We are imminently concerned on the topic of protection, and I understand the subtlety and sensitivity of some of these points. But more so, directing these issues towards the State Department -- and I condone Representative Gramm and his 33 colleagues that addressed a letter to Secretary Clinton to ask the question, "What are you doing by way of negotiation to exert this country's considerable leverage to ensure that our agents assigned there have the means to protect and defend themselves?" And we're waiting for an answer to that.

But what we're concerned about also is, as a part of this protection package, it's not just defensive driving. That's important. Evasive maneuvers is definitely important. I'm also concerned about diplomatic coverage. Are we sending agents there on temporary assignment with only partial diplomatic protection? And here's my point: My point is, they are no less at risk because they're only there temporarily. However, if one Of my agents is attacked and killed, like Jaime Zapata, do we have the legal means to demand extradition and prosecute the killers for what they've done?

And I want to be absolutely sure that if my members endure and embrace the risks to go over to Mexico and fight this war that they will have full diplomatic coverage and the peace of mind knowing that God forbid they make the ultimate sacrifice, and their killers are caught -- and I have every confidence we'll catch them -- that they will be brought back here, extradited, and prosecuted. And that's what we're asking. You know, Chairman, I applaud you for characterizing these organizations as they should be: narcoterrorists. It is an oversimplification to simply view these cartels as either a drug cartel or a human trafficking organization, gun trafficking, and even, obviously, with a terrorist angle. Here's the point: They obviously have demonstrated violent behavior. They've drawn upon Pablo Escobar's play book by way of their violent terrorist sort of tactics. We have to recognize that. There is both a profit motive as well as a political motive, and based on their behavior and their conduct we need to identify and characterize them for what they are. This is growing into another Afghanistan right on our border, and unfortunately, as much as I'd like to say, "Don't send my guys there if we can't protect them," we play a critical role there and we do need to be there.

And I can tell you, what Director Alvarez said is true. ICE is doing phenomenal work.

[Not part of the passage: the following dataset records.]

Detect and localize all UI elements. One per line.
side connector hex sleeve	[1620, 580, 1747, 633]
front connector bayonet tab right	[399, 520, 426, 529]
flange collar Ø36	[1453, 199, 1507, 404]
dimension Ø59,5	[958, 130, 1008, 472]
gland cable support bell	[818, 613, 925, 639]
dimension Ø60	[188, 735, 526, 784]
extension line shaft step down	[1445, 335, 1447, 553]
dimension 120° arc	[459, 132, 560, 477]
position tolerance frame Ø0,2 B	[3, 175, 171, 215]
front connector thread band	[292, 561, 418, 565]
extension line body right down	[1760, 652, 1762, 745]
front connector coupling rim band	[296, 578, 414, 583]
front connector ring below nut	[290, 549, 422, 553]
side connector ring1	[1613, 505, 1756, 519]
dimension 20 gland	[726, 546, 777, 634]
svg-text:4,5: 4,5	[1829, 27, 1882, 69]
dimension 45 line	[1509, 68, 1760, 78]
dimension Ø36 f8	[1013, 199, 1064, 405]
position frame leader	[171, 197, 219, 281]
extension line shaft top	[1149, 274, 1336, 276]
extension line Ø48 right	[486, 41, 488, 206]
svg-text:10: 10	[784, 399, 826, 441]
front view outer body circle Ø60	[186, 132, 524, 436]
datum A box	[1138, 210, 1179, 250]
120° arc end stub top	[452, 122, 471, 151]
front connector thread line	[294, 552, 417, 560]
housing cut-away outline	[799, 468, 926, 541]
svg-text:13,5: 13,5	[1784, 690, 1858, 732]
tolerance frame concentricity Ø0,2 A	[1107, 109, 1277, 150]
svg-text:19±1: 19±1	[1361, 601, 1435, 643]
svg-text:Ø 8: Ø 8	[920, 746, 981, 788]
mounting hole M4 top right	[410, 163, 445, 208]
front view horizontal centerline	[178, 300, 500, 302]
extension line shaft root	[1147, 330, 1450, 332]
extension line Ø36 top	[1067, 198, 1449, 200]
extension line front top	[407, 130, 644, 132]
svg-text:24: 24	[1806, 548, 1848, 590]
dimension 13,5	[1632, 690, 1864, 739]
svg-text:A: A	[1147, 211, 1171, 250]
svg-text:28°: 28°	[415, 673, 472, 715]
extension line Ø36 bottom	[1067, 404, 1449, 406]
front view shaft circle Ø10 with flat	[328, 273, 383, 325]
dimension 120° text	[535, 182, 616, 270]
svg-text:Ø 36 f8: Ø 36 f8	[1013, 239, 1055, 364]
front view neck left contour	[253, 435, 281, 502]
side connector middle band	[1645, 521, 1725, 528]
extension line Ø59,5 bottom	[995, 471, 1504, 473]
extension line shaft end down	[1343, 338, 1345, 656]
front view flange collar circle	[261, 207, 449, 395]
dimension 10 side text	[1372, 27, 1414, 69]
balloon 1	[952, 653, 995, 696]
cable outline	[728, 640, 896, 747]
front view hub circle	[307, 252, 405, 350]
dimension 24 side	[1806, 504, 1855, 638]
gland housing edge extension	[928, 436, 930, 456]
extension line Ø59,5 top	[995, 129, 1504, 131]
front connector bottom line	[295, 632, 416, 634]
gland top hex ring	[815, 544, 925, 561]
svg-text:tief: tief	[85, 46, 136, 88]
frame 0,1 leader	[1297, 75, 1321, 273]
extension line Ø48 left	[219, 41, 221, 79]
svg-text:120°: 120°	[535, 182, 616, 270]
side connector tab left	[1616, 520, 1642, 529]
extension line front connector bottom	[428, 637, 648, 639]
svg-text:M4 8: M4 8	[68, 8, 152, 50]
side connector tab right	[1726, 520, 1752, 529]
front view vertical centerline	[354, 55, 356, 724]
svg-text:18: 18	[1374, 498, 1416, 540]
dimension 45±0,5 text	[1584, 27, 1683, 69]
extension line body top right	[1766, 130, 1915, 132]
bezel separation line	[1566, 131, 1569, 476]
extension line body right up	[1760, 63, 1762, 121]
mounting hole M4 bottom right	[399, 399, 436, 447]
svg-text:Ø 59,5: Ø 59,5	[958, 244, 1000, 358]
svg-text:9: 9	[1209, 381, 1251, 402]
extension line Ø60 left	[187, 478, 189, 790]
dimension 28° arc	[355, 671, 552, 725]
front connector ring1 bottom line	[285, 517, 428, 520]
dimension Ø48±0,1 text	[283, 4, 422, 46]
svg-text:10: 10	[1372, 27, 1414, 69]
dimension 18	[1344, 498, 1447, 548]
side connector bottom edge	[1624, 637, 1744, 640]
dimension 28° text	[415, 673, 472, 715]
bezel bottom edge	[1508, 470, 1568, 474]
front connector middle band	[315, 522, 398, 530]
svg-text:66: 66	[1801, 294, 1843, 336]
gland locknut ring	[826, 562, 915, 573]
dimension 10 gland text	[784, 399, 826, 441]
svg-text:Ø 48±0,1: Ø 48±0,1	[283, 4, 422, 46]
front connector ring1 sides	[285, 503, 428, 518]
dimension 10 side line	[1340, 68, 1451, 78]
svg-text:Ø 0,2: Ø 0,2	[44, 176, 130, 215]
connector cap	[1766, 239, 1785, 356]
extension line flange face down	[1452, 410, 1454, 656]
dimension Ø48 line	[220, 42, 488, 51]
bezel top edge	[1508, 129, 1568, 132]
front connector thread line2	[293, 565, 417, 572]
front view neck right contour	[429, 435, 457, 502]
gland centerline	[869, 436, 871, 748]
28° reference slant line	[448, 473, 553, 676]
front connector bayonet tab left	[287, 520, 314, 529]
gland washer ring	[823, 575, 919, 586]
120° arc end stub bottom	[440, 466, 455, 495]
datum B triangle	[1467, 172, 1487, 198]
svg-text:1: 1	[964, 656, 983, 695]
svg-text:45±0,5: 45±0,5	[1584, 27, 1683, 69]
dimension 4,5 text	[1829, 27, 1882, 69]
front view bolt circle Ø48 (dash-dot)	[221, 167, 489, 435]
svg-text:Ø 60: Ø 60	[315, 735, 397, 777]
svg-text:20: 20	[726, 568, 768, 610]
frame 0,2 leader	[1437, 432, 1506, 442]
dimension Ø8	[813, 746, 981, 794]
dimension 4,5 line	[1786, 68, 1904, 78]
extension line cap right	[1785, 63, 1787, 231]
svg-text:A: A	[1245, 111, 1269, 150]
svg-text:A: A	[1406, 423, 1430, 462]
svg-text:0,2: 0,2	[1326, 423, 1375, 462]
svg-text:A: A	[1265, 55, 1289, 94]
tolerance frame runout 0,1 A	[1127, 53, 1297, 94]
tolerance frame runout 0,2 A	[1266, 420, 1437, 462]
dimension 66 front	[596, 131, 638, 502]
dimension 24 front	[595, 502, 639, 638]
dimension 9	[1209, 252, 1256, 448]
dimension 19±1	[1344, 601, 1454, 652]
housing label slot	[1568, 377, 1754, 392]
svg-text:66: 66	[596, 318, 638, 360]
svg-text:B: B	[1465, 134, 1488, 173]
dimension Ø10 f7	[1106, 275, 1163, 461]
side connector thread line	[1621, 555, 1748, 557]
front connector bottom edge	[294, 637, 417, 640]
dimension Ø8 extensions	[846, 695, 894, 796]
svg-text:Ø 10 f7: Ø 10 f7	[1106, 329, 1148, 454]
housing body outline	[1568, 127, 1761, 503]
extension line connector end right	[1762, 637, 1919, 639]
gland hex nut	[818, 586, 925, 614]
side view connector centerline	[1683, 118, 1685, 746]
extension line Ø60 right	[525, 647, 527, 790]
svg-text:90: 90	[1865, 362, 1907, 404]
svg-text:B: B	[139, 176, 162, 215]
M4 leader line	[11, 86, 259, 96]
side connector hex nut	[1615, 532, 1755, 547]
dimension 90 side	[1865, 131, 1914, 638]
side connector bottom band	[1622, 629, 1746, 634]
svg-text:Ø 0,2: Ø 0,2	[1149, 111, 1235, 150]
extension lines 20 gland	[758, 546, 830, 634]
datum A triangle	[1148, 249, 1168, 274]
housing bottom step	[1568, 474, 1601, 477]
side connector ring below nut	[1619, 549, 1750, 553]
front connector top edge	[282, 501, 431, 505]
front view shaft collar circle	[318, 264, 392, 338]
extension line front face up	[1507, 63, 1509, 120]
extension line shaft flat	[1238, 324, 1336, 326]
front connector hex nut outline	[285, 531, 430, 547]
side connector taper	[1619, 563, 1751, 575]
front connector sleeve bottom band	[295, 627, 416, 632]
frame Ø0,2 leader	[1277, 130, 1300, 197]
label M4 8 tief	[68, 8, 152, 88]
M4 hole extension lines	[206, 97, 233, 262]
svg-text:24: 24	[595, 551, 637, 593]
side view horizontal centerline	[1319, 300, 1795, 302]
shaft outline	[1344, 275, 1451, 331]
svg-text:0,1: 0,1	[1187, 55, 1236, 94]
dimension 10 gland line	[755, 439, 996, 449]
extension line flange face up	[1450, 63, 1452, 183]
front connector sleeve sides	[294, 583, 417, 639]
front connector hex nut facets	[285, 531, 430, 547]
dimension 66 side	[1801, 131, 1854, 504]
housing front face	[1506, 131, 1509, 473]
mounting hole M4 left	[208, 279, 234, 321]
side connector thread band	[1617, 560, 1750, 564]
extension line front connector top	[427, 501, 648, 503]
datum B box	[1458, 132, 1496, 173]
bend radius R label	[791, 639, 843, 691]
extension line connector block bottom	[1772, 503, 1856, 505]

So is the DEA and the FBI. They are critical to educating and working with our Mexican counterparts to ensure the proper components are there to sustain an integrated formidable approach to combat these narcoterrorist organizations. On behalf of my members I thank you all for the opportunity to appear here today. I welcome any and all questions.I will say one more thing in closing. Regarding all these statistics that were discussed in terms of the spillover -- which, by the way, it's not a spillover; it's a charge-through and it goes beyond the border and filters into all of our cities -- but I will say this: While the FBI stats may show that the overall statistics on violent crime may have gone down, violent crime committed against us, law enforcement officers, increased over 41 percent last year and is increasing beyond that this year with over 50 fatalities, 24 of which law enforcement officers were killed by gunfire.

So I ask to keep that in the back of your mind when you consider statistics. Crime against law enforcement is on the rise, and it's my job, representing the FLEOA members, to ensure that we're doing everything we can to better protect our law enforcement officers. Thank you.

MCCAUL: Thank you, Mr. Adler. Let me just say in follow-up to that that I completely agree with you that that targeting, now, of U.S. law enforcement is a game changer, both in Mexico and in the United States. And I also agree, we should not be putting our agents down into Mexico into a war zone without adequate protection and ability to defend themselves. And so we've asked ICE, we've asked State Department to provide this committee with what those adequate protections are. There is a classified briefing that we attended; for those members who have not attended, I would encourage you to do so on this issue as well.